此刻,那早早練成的三門極限速度型內功,便成了最佳的破境燃料!
然而,林昭并未立刻催動柔骨功破境。
他眼中閃過一絲老辣與謹慎。
“玄蛟功剛至七重,根基未穩。若貿然讓柔骨功進階,萬一兩股高階力量在體內沖突反噬…”想到那可怕的后果,他硬生生壓下了沖動。“穩妥為上!待玄蛟功對其他功法形成絕對等級碾壓之勢,再行突破不遲!”
密室之內,死氣森然的尸傀如同亙古不變的雕像守護著。林昭再次沉入忘我的苦修。
窗外,北風呼嘯,卷起千堆雪。寒冬,已無情降臨。
整整一月枯坐,心無旁騖。
就在某個森寒的深夜,林昭體內沉寂的玄蛟內息猛然狂暴起來!
心脈深處,那枚代表著玄蛟功核心的“內息真種”發出低沉龍吟,體型暴漲數圈,表面清晰地浮現出細密蒼勁的鱗片紋理,一股遠比之前磅礴浩瀚、凝練如汞漿的森寒罡氣,轟然爆發!
“嗡——!”
罡氣席卷全身,如同活物般流淌,連以往難以完全覆蓋的腰腹薄弱之處,此刻也被一層近乎實質的暗青罡甲徹底籠罩!
其總量或許仍不及昔日的蘇澤巔峰,但林昭清晰地感受到,那每一縷罡氣所蘊含的韌性、密度以及那股源自遠古蛟龍的兇戾防御意志,絕非蘇澤可比!
“嗤…”林昭緩緩睜開雙眼,瞳孔深處,仿佛有玄蛟虛影一閃而逝。
他攤開手掌,看著掌心流轉的暗青罡氣,感受著體內奔騰不息、仿佛能撼動山岳的力量洪流,一抹桀驁而自信的笑容在嘴角綻開。
“天罡境…不知不覺,竟已踏足此境!”
識海中,光幕上冰冷的數字清晰地烙印著:
林昭——
-玄蛟功:七重(1/50000),特效:玄蛟覆甲
此刻,一股更為深邃浩瀚的氣息自林昭體內蘇醒!
他凝視著光幕上那全新的數字,再感受著體內奔涌如深淵怒濤的力量,嘴角掀起一抹凌厲的弧度。
意念催發,玄蛟內息轟然爆發!
一層層細密如玄鐵鑄就、邊緣流轉著冰冷暗青光暈的蛟鱗虛影,瞬間覆蓋全身!
刀劍劈砍其上,只濺起幾點火星,留下淺白印痕便即彈開!
即便是無形的術法沖擊,那層虛幻的蛟鱗亦能如活物般急速震顫,將狂暴的力量巧妙地卸入周遭虛空,連一絲余波都難以穿透其守護!

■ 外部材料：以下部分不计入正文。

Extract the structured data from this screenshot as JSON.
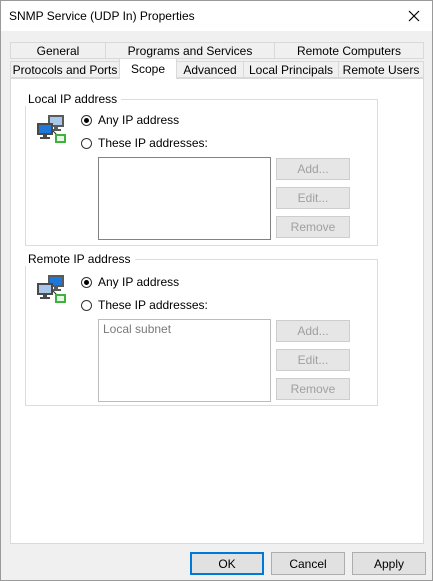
{
  "window": {
    "title": "SNMP Service (UDP In) Properties"
  },
  "tabs": {
    "row1": [
      {
        "label": "General"
      },
      {
        "label": "Programs and Services"
      },
      {
        "label": "Remote Computers"
      }
    ],
    "row2": [
      {
        "label": "Protocols and Ports"
      },
      {
        "label": "Scope"
      },
      {
        "label": "Advanced"
      },
      {
        "label": "Local Principals"
      },
      {
        "label": "Remote Users"
      }
    ],
    "active": "Scope"
  },
  "local_ip": {
    "title": "Local IP address",
    "any_label": "Any IP address",
    "these_label": "These IP addresses:",
    "selected": "any",
    "addresses": [],
    "buttons": {
      "add": "Add...",
      "edit": "Edit...",
      "remove": "Remove"
    }
  },
  "remote_ip": {
    "title": "Remote IP address",
    "any_label": "Any IP address",
    "these_label": "These IP addresses:",
    "selected": "any",
    "addresses": [
      "Local subnet"
    ],
    "buttons": {
      "add": "Add...",
      "edit": "Edit...",
      "remove": "Remove"
    }
  },
  "footer": {
    "ok": "OK",
    "cancel": "Cancel",
    "apply": "Apply"
  },
  "icons": {
    "window_close": "close-icon",
    "network": "network-computers-icon"
  },
  "colors": {
    "accent": "#0078d7",
    "disabled_text": "#a0a0a0"
  }
}
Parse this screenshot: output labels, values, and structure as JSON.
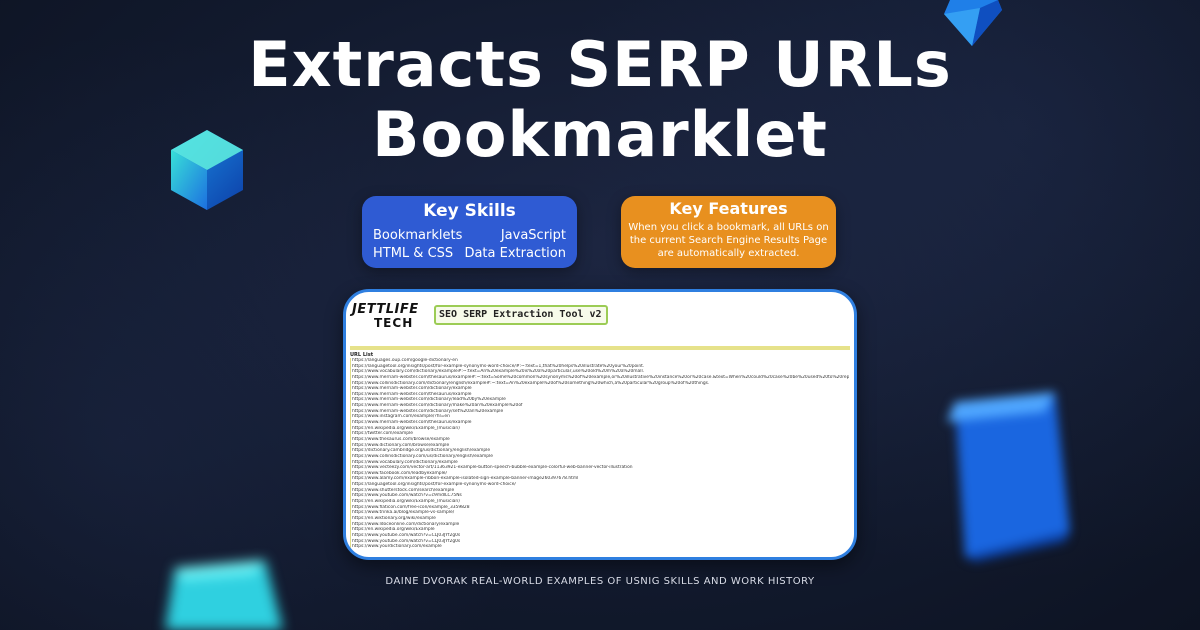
{
  "title": {
    "line1": "Extracts SERP URLs",
    "line2": "Bookmarklet"
  },
  "key_skills": {
    "heading": "Key Skills",
    "items": [
      "Bookmarklets",
      "JavaScript",
      "HTML & CSS",
      "Data Extraction"
    ]
  },
  "key_features": {
    "heading": "Key Features",
    "description": "When you click a bookmark, all URLs on the current Search Engine Results Page are automatically extracted."
  },
  "screenshot": {
    "logo_line1": "JETTLIFE",
    "logo_line2": "TECH",
    "tool_title": "SEO SERP Extraction Tool v2",
    "list_header": "URL List",
    "urls": [
      "https://languages.oup.com/google-dictionary-en",
      "https://languagetool.org/insights/post/for-example-synonyms-word-choice/#:~:text=1,that%20helps%20illustrate%20your%20point.",
      "https://www.vocabulary.com/dictionary/example#:~:text=An%20example%20is%20a%20particular,use%20old%20m%20a%20mall.",
      "https://www.merriam-webster.com/thesaurus/example#:~:text=Some%20common%20synonyms%20of%20example,or%20illustrative%20instance%20or%20case.&text=When%20could%20case%20be%20used%20to%20replace",
      "https://www.collinsdictionary.com/dictionary/english/example#:~:text=An%20example%20of%20something%20which,a%20particular%20group%20of%20things.",
      "https://www.merriam-webster.com/dictionary/example",
      "https://www.merriam-webster.com/thesaurus/example",
      "https://www.merriam-webster.com/dictionary/lead%20by%20example",
      "https://www.merriam-webster.com/dictionary/make%20an%20example%20of",
      "https://www.merriam-webster.com/dictionary/set%20an%20example",
      "https://www.instagram.com/example/?hl=en",
      "https://www.merriam-webster.com/thesaurus/example",
      "https://en.wikipedia.org/wiki/Example_(musician)",
      "https://twitter.com/example",
      "https://www.thesaurus.com/browse/example",
      "https://www.dictionary.com/browse/example",
      "https://dictionary.cambridge.org/us/dictionary/english/example",
      "https://www.collinsdictionary.com/us/dictionary/english/example",
      "https://www.vocabulary.com/dictionary/example",
      "https://www.vecteezy.com/vector-art/11363921-example-button-speech-bubble-example-colorful-web-banner-vector-illustration",
      "https://www.facebook.com/leadbyexample/",
      "https://www.alamy.com/example-ribbon-example-isolated-sign-example-banner-image260397678.html",
      "https://languagetool.org/insights/post/for-example-synonyms-word-choice/",
      "https://www.shutterstock.com/search/example",
      "https://www.youtube.com/watch?v=c9mdlLC75Ns",
      "https://en.wikipedia.org/wiki/Example_(musician)",
      "https://www.flaticon.com/free-icon/example_3359828",
      "https://www.trinka.ai/blog/example-vs-sample/",
      "https://en.wiktionary.org/wiki/example",
      "https://www.ldoceonline.com/dictionary/example",
      "https://en.wikipedia.org/wiki/Example",
      "https://www.youtube.com/watch?v=CLJ03JYf2g0s",
      "https://www.youtube.com/watch?v=CLJ03JYf2g0s",
      "https://www.yourdictionary.com/example"
    ]
  },
  "footer": "DAINE DVORAK REAL-WORLD EXAMPLES OF USNIG SKILLS AND WORK HISTORY",
  "colors": {
    "background": "#141c30",
    "skills_card": "#2f5bd3",
    "features_card": "#e8901f",
    "screenshot_border": "#2f7fe0",
    "tool_title_border": "#9ccc55"
  }
}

“七重便有如此頂級防御?那傳說中的八重境,又該是何等驚世駭俗的景象?!”林昭屈指,輕輕叩擊手臂上那若隱若現、觸手冰涼堅韌的蛟鱗虛影,眼中燃燒起前所未有的熾熱與貪婪,“真想見識一番啊…”
玄蛟功:七重(1/50000)
目光掃過那代表著下一境界所需的龐大熟練度,一股更加強烈的渴望與戰意,如同烈焰般在他胸膛燃燒起來。
“距離那傳說中的傳奇之境,也只差…五萬熟練度了!”低沉的自語在密室中回蕩,帶著一股令人心悸的決心,“快了!”